By the way, an even stronger reason why you shouldn't be able to
"repurpose" just a Graftroot signature as a transaction: You may want
to reveal to others that you've delegated. But if an observer sees the
delegation (literally the Graftroot signature), this observer could
send the Graftroot signature to the network (and lock out the other
delegates and the initial owner). So you would need to keep the
signature itself secret, otherwise we can't call this delegation.

So it may sense to consider the idea of an implicit transaction for the
case when one really solves the delegated script (as you mentioned) but
only in this case.


On Wed, 2018-06-06 at 10:04 -0700, Pieter Wuille wrote:
> On Wed, Jun 6, 2018 at 5:48 AM, Tim Ruffing via bitcoin-dev
> <bitcoin-dev at lists.linuxfoundation.org> wrote:
> > On Thu, 2018-05-31 at 17:25 -0700, Pieter Wuille via bitcoin-dev
> > wrote:
> > > The best argument for why Graftroot does not need to be optional
> > > I
> > > think was how Greg put it: "since the signer(s) could have signed
> > > an
> > > arbitrary transaction instead, being able to delegate is strictly
> > > less
> > > powerful.".
> ...
> > So
> > I think Graftroot delegation is not "strictly less powerful" than
> > just
> > using a normal transaction: Graftroot enables to delegate in a way
> > such
> > that the delegation itself cannot be fixed in the chain. I think
> > this
> > is not possible currently. (Okay, you can just pass around the
> > secret
> > keys but has other problems obviously).
> > 
> > Does this have practical implications?
> > I don't see any but maybe this helps someone to identify an
> > undesirable
> > implication.
> Interesting point; I don't see any relevant implications to this
> either, but it's indeed good to point out this as a distinction.
> > One way to be on the safe side and probably make Greg's argument go
> > through is to just define the semantics such that (*) is allowed,
> > i.e.,
> > call g-sig a "Graftroot transaction" and give it transaction
> > semantics.
> > This provides a new perspective on Graftroot: Then Graftroot does
> > not
> > introduce new semantics but (*) is just an optimized version of
> > (**)
> > that uses fewer bytes and may be better for privacy.
> So you're saying: the Graftroot signature data could be made
> identical
> to the signature hash of an implicit 1-input-1-output transaction
> spending the coin and creating a new output with the delegated script
> as sPK, and the same amount.
> I like that idea, but I don't think it can be *exactly* that. If it's
> possible to take a Graftroot signature and instead construct a
> transaction with it, you have inherently introduced a malleability.

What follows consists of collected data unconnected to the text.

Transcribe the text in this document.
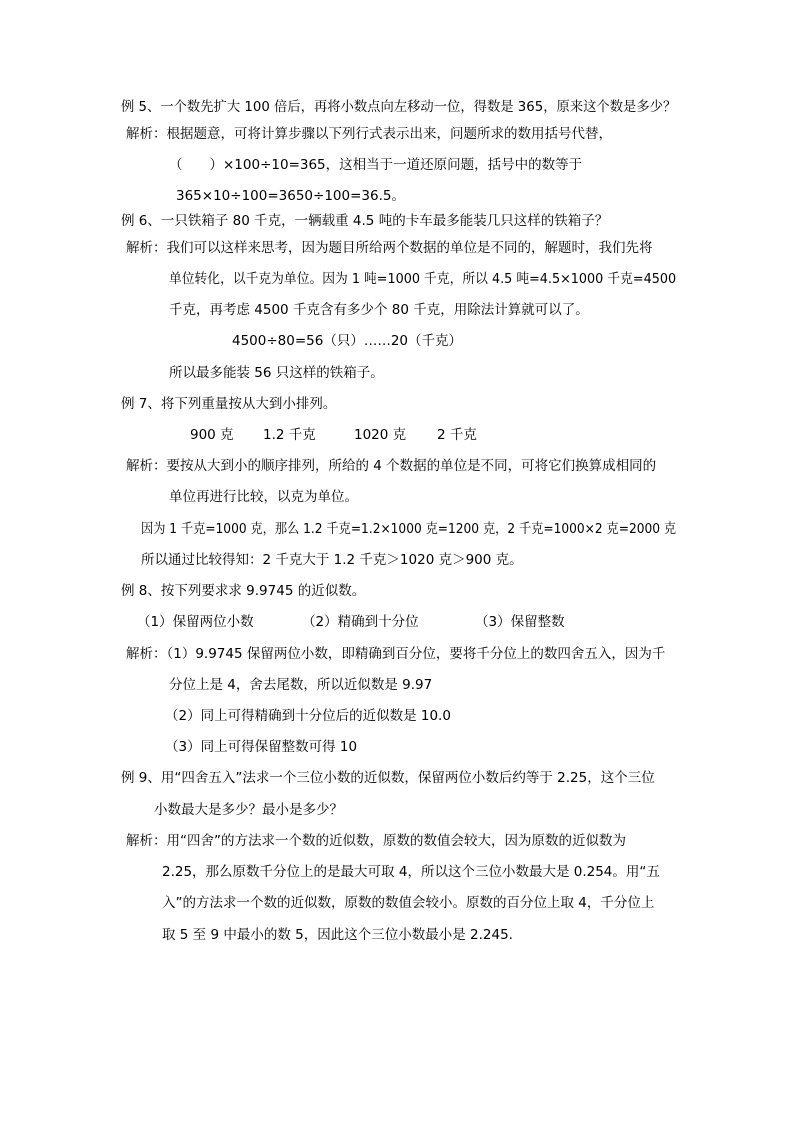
例 5、一个数先扩大 100 倍后，再将小数点向左移动一位，得数是 365，原来这个数是多少？
解析：根据题意，可将计算步骤以下列行式表示出来，问题所求的数用括号代替，
（　　）×100÷10=365，这相当于一道还原问题，括号中的数等于
365×10÷100=3650÷100=36.5。
例 6、一只铁箱子 80 千克，一辆载重 4.5 吨的卡车最多能装几只这样的铁箱子？
解析：我们可以这样来思考，因为题目所给两个数据的单位是不同的，解题时，我们先将
单位转化，以千克为单位。因为 1 吨=1000 千克，所以 4.5 吨=4.5×1000 千克=4500
千克，再考虑 4500 千克含有多少个 80 千克，用除法计算就可以了。
4500÷80=56（只）……20（千克）
所以最多能装 56 只这样的铁箱子。
例 7、将下列重量按从大到小排列。
900 克 1.2 千克	1020 克 2 千克
解析：要按从大到小的顺序排列，所给的 4 个数据的单位是不同，可将它们换算成相同的
单位再进行比较，以克为单位。
因为 1 千克=1000 克，那么 1.2 千克=1.2×1000 克=1200 克，2 千克=1000×2 克=2000 克
所以通过比较得知：2 千克大于 1.2 千克＞1020 克＞900 克。
例 8、按下列要求求 9.9745 的近似数。
（1）保留两位小数	（2）精确到十分位	（3）保留整数
解析：（1）9.9745 保留两位小数，即精确到百分位，要将千分位上的数四舍五入，因为千
分位上是 4，舍去尾数，所以近似数是 9.97
（2）同上可得精确到十分位后的近似数是 10.0
（3）同上可得保留整数可得 10
例 9、用“四舍五入”法求一个三位小数的近似数，保留两位小数后约等于 2.25，这个三位
小数最大是多少？最小是多少？
解析：用“四舍”的方法求一个数的近似数，原数的数值会较大，因为原数的近似数为
2.25，那么原数千分位上的是最大可取 4，所以这个三位小数最大是 0.254。用“五
入”的方法求一个数的近似数，原数的数值会较小。原数的百分位上取 4，千分位上
取 5 至 9 中最小的数 5，因此这个三位小数最小是 2.245.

> The created outpoint will be different in both cases (different
> txid),
> meaning that a chain of dependent unconfirmed transactions may be
> broken by giving one participant the ability to choose between
> Graftroot delegation or actual spending.
> Two points here: (1) the implicit transaction would be 0 fee (unless
> we somehow assign a portion of the fee to the delegation itself for
> purposes of sighash computing), and (2) this sounds very similar to
> the issue SIGHASH_NOINPUT is intended to solve. About that...
> > Interestingly Andrew's blind-sig example and Johnson's fix (g-sig
> > signs
> > the outpoint) are just a special case. If g-sig has transaction
> > semantics, it must sign the outpoint (and other stuff).
> You're right when you're comparing with existing transaction sighash
> semantics, but not when SIGHASH_NOINPUT would exist. If that were the
> case, the only real difference is your point above of not being able
> to commit the implicit transaction separately. In other words, we're
> back to something Johnson pointed out earlier: some of the perceived
> problems with Graftroot are also issues with SIGHASH_NOINPUT.
> I wonder if we can make this explicit: Graftroot spending becomes a
> special sighash flag (which possibly is only allowed at the top
> level)
> - it builds an implicit transaction which moves all the coins to a
> newly provided script, computes the sighash of that transaction
> (taking all of the Graftroot signature's sighash flags into account -
> including potentially SIGHASH_NOINPUT), and requires a signature with
> that. The delegated script is then evaluated in the context of that
> implicit transaction.
> However, in order to avoid the malleability issue I think the actual
> signature should still be different - possibly by simply passing
> through the Graftroot sighash flag into the sighash being computed.